ERIK CHISHOLM (1904-1965): Violin Concerto, Dance Suite for Orchestra and Piano, from From the True Edge of the Great World: Song of the mavis, Ossianic lay and Port a beul (orch. Chisholm).

Catalogue Number: 10T003

Label: Hyperion

Reference: CDA 68208

Format: CD

Price: $18.98

Description: Chisholm was a fascinating enough figure when he was mainly known as a polymathic composer /pianist/organist/conductor/academic/tireless organiser and administrator; the man who brought Bartók, Hindemith, Casella, Sorabji, Medtner and others to depression-era Glasgow to perform their works. The more we hear of his music, though, the more he emerges as a highly original and first-rate composer in his own right. His idiom was tonal, though uniquely inflected by the modes of Indian and Scots traditional music. The half-hour, four-movement concerto is steeped in his fascination with Hindustani music, on which he became a considerable authority. The first movement is a mysterious passacaglia, in which the ground, and much of the accompanying material is based on Rāg Vasantee; however, the theme is 'telescoped' - contracted, then expanded - as the movement progresses, an ingenious structural device. A wildly celebratory dancelike scherzo, based on the same rāg, follows, then a sensuously expressive 'Aria', which uses an actual Indian melody. The finale is fugal, drawing on previous material - the multiple themes are a riotous whirlwind of multicultural celebration, somehow interlocking and co-existing with the utmost energetic enthusiasm. The Dance Suite is an earlier work, based on Chisholm's love of Scottish music and strongly indicative of how he came by the sometime sobriquet 'MacBartók'. The first movement is an athletic Highland reel, the second is based on Piobaireachd, the resonant 'great music' of the Highland bagpipes, and, in common with the original form, consists of variations.
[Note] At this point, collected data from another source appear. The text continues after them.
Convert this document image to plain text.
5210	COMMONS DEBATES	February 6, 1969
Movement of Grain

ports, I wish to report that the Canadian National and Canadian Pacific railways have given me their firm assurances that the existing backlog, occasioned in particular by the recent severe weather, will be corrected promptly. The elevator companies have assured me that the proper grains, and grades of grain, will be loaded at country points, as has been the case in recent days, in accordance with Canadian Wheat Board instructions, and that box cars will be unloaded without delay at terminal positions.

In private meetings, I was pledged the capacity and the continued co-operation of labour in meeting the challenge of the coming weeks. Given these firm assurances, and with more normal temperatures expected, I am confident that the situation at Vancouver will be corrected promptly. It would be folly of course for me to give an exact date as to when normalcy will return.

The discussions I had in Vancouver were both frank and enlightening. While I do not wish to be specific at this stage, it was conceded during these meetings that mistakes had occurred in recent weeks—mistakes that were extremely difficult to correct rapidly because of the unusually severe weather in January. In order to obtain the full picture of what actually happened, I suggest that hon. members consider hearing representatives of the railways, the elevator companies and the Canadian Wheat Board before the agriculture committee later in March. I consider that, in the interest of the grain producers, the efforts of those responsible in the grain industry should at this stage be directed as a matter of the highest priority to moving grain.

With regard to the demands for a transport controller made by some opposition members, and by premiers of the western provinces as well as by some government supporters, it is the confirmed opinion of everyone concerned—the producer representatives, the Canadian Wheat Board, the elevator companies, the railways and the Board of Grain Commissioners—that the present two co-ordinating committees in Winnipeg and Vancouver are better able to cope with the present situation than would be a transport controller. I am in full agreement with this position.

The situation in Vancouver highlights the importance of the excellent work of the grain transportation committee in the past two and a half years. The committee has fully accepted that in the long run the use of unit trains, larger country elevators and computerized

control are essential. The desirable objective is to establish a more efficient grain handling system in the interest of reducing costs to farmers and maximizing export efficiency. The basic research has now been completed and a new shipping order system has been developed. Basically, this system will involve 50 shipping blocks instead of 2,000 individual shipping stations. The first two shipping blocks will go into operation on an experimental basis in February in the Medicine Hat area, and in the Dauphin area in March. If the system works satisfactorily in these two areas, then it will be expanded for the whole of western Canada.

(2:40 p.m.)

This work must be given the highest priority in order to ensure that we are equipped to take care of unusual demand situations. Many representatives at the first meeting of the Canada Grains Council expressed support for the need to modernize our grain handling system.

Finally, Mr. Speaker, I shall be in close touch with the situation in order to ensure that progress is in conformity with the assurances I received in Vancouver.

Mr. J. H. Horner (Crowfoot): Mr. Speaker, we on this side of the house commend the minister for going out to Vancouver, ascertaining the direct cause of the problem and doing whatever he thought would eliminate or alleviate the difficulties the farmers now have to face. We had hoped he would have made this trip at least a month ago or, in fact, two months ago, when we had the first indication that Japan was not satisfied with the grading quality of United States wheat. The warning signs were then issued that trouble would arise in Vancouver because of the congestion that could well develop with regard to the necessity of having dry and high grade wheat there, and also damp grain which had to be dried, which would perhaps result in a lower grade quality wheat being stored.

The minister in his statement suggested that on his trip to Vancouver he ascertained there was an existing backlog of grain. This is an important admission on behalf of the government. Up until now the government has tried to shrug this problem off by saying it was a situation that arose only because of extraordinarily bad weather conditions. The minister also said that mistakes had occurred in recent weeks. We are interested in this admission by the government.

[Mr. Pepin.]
The third movement is a boisterous romp around a folk-like tune, and the finale a wildly energetic reel. The Preludes are the composer's delightfully inventive orchestrations of three piano works; a chirruping spring song; an incantatory archaic chant and a breathless reel. Matthew Trusler (violin), Danny Driver (piano), BBC Scottish Symphony Orchestra; Martyn Brabbins.